For a long time it ran on a custom static site generator I wrote myself. Routing, markdown, templates, assets, the whole thing. If I was going to have a personal site, surely I had to "really" build it, right?
The custom generator made sense at the start. I wanted a playground and full control over every layer, I find there's a lot of joy in that, especially early on. You touch everything, you learn a lot, you fail, and when it finally works you feel clever. Then about three years went by and what used to be a fun weekend hacking session turned into maintenance I just kept postponing. Adding a new page meant remembering how the system worked, fixing whatever I'd break by touching it again, and then maybe writing the actual page if I still had the energy. More time on the tool, less time on anything visible. I didn't really need my own build pipeline just to publish a paragraph. It had become habit, and any PM worth their salt will tell you habit is a terrible reason to keep complex systems alive.

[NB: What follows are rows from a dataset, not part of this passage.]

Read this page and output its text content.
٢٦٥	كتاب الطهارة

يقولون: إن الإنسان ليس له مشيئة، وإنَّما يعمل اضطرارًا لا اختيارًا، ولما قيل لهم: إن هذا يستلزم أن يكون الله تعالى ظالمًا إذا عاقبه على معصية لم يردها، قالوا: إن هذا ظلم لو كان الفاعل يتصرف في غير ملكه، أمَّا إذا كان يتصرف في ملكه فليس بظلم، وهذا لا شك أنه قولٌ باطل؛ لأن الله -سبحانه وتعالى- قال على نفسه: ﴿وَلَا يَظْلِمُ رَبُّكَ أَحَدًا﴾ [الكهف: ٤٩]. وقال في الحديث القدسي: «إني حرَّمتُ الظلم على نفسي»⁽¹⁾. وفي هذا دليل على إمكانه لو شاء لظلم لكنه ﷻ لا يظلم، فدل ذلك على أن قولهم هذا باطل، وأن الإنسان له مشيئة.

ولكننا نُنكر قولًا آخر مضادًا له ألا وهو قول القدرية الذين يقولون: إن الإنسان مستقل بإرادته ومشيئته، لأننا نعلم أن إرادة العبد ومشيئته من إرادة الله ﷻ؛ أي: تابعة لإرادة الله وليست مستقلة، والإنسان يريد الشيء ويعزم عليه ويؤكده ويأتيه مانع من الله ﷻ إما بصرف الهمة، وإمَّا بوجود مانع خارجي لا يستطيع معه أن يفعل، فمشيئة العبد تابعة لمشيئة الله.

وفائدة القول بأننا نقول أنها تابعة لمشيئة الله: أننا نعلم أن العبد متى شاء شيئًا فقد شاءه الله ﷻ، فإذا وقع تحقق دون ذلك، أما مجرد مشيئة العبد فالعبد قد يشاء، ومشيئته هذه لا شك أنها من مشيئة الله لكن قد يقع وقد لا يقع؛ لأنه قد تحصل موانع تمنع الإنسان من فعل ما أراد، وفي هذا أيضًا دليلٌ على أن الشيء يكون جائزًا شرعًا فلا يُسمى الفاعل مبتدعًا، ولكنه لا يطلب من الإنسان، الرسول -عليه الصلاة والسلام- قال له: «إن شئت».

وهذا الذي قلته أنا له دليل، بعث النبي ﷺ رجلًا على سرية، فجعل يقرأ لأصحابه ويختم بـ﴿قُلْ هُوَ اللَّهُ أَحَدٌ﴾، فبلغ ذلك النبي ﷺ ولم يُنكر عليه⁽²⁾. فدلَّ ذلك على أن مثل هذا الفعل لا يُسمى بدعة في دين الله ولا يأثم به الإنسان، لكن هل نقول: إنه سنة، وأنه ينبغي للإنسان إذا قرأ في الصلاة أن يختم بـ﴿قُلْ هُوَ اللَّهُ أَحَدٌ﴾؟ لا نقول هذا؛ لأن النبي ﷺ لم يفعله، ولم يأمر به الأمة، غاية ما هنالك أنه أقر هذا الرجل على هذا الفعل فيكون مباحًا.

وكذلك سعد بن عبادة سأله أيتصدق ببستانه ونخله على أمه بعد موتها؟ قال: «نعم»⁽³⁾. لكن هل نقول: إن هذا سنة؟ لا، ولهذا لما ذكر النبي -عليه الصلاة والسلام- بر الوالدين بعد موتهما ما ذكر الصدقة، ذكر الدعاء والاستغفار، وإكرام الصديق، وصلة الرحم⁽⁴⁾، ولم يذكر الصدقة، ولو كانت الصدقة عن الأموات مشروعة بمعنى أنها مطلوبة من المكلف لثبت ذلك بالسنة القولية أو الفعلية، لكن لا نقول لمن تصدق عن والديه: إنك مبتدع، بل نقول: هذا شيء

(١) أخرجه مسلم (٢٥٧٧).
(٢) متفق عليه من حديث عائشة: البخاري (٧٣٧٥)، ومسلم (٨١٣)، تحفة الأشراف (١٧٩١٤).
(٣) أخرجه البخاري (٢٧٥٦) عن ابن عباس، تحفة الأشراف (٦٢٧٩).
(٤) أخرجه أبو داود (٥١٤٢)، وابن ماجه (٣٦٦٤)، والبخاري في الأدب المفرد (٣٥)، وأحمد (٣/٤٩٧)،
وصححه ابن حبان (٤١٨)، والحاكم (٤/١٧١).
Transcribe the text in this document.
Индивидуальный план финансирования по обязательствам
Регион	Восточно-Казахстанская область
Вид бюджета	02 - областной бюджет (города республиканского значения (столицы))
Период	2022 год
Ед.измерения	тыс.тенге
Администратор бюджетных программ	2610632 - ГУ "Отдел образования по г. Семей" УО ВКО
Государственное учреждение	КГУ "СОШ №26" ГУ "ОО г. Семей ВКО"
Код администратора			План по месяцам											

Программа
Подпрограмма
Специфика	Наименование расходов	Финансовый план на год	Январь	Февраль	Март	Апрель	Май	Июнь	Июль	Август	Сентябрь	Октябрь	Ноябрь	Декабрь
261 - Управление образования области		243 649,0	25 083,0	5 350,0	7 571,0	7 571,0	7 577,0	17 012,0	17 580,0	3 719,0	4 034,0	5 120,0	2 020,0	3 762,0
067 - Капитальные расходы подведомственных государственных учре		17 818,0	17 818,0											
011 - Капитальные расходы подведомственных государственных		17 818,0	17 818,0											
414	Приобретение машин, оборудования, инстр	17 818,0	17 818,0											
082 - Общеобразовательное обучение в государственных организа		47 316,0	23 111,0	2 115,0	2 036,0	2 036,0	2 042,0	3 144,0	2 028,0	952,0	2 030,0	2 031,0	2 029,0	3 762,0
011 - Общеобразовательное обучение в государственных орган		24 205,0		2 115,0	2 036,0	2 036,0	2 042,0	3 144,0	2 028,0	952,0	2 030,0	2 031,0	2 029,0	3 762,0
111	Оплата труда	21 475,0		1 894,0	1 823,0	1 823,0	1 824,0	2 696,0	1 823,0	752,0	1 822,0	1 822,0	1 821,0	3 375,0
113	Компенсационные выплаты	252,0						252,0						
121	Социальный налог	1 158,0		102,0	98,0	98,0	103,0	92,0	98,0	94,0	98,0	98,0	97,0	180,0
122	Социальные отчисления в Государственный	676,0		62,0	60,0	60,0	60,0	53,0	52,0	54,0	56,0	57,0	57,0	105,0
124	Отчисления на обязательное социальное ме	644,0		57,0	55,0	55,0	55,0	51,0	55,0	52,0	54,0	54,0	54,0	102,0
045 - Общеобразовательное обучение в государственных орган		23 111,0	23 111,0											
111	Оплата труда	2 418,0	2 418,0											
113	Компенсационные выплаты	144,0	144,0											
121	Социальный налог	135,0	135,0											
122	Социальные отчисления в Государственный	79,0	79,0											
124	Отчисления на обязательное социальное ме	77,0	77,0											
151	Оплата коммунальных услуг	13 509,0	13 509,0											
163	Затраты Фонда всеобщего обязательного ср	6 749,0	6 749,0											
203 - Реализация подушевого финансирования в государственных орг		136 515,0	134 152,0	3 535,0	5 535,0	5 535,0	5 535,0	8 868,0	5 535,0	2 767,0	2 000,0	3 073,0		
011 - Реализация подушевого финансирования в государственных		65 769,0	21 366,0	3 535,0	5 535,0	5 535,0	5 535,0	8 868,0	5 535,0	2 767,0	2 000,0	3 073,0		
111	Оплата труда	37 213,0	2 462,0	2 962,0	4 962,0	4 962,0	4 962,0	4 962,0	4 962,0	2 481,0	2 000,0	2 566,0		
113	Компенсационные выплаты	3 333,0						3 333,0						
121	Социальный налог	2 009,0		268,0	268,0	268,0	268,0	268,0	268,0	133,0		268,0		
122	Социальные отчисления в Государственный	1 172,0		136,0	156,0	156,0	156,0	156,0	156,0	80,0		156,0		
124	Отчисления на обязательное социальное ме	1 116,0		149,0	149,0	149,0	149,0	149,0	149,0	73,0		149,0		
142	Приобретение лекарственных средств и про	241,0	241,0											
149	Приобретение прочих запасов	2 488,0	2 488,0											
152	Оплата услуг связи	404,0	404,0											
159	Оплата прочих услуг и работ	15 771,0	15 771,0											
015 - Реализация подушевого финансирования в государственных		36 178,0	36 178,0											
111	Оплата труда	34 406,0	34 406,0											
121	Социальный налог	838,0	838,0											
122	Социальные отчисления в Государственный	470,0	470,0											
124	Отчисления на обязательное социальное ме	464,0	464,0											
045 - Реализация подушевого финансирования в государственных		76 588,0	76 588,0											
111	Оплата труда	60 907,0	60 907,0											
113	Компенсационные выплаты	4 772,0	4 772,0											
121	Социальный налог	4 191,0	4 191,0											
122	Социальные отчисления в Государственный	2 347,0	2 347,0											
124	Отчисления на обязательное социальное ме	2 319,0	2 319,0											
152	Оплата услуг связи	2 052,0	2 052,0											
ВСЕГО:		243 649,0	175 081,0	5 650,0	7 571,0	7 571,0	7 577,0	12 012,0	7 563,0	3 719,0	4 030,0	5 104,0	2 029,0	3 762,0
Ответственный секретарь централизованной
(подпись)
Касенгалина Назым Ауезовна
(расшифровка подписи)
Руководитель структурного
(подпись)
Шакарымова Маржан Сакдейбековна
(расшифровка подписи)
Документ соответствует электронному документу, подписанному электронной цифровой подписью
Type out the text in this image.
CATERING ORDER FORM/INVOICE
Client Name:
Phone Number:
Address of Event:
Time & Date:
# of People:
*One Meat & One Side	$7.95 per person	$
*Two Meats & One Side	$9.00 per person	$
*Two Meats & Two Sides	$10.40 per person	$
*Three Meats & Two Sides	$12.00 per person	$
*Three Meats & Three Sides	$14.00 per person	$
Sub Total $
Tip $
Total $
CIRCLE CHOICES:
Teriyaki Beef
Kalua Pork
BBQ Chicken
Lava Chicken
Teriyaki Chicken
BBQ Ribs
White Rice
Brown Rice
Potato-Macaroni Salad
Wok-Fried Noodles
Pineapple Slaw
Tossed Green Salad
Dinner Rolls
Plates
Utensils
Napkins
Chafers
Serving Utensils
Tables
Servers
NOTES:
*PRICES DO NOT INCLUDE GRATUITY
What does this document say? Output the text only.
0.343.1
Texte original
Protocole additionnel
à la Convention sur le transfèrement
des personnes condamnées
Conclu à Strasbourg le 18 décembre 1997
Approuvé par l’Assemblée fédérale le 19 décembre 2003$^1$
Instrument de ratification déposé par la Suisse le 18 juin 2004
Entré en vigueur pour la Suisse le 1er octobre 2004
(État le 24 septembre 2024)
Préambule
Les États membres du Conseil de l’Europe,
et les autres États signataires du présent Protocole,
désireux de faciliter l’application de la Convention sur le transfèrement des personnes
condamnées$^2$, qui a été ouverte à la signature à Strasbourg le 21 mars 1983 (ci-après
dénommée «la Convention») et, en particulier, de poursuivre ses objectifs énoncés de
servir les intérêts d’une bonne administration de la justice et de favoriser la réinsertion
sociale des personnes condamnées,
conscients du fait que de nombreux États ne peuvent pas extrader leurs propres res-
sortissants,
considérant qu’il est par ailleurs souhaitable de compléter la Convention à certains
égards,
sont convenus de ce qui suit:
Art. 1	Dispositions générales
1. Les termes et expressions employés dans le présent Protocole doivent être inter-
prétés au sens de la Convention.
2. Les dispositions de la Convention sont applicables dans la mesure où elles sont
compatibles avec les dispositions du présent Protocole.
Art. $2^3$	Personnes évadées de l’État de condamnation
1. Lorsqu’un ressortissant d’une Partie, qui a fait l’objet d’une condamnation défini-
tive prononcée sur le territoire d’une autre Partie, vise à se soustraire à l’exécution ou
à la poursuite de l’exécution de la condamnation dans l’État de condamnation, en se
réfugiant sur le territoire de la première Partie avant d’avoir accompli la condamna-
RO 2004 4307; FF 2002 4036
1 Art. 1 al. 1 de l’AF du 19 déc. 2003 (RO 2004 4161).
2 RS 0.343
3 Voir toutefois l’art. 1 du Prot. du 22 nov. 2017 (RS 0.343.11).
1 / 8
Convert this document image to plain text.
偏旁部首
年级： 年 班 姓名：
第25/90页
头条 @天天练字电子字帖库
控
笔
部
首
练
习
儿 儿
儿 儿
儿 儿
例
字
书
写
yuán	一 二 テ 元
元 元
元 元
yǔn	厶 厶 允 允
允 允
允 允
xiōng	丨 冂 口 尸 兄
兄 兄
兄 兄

Meanwhile, work changed. My days got fuller, my evenings got shorter, and when I finally sit down at the computer at night, I want to use my tools, not debug them. The custom generator had to go.
I had two favourites. Astro and Next.js. Both are good, both popular enough that I don't have to worry about them disappearing next week, both wildly overqualified for a personal site. I happened to be working on a small project with two versions that shared almost the same content type, so I built one in each to see how they actually felt.
Astro feels really good when you're mostly focused on content. You write, you organise, you keep things tidy. It nudges you toward calm. You're building a site, not an app, and that's fine. Next.js feels different. Once you start adding interactive components, it makes sense very quickly. You're already thinking in React, already one step away from "this is just a little app now."
Somewhere in that process I realised this wasn't just a framework comparison, but a test of what aligned with my instincts. Sometimes I want stillness. Write something, publish it, be done. Other times I want motion. Build fast, hook things together, watch stuff change on screen. Astro rewards the calm side. Next.js rewards the control side. Both instincts are me, just not at the same time, and I don't want two platforms for two moods!
This site has never been just a calm blog. It's always been both a journal and a sandbox. If all I wanted was a quiet place to write, I'd use Wordpress or Bear and never think about build tools again. But some days I want to try a small UI idea, or wire up a weird little feature that doesn't justify its own project. Next.js lets me keep calm and control in one place. MDX took some fighting to get working (meh, it has a reputation, and I can confirm it), but once it was set up it stayed out of the way and gave me exactly what I wanted. Long form writing plus the ability to drop in components whenever an idea needs more than text.
I don't need to rebuild routing or markdown pipelines just to feel like the work is "real." I also don't have infinite evenings anymore, and that's okay. I'd rather accept that and adjust than pretend I still have the time to maintain something I've clearly outgrown.
So hello, Next.js! And goodbye, Kalimera. And goodbye to the part of me who thought every personal site had to be a full stack project. I'm still optimistic about the web, I still like late night ideas, I still think small personal sites matter. I just want my setup to support that optimism instead of draining it.
If you're reading this, you're catching the site at the start of its Next.js phase. There's still a pile of old posts in the old system that need migrating, but past me invented enough custom syntax to make that just manual enough to be annoying. They'll make their way over, one evening at a time. We'll see how long this one lasts.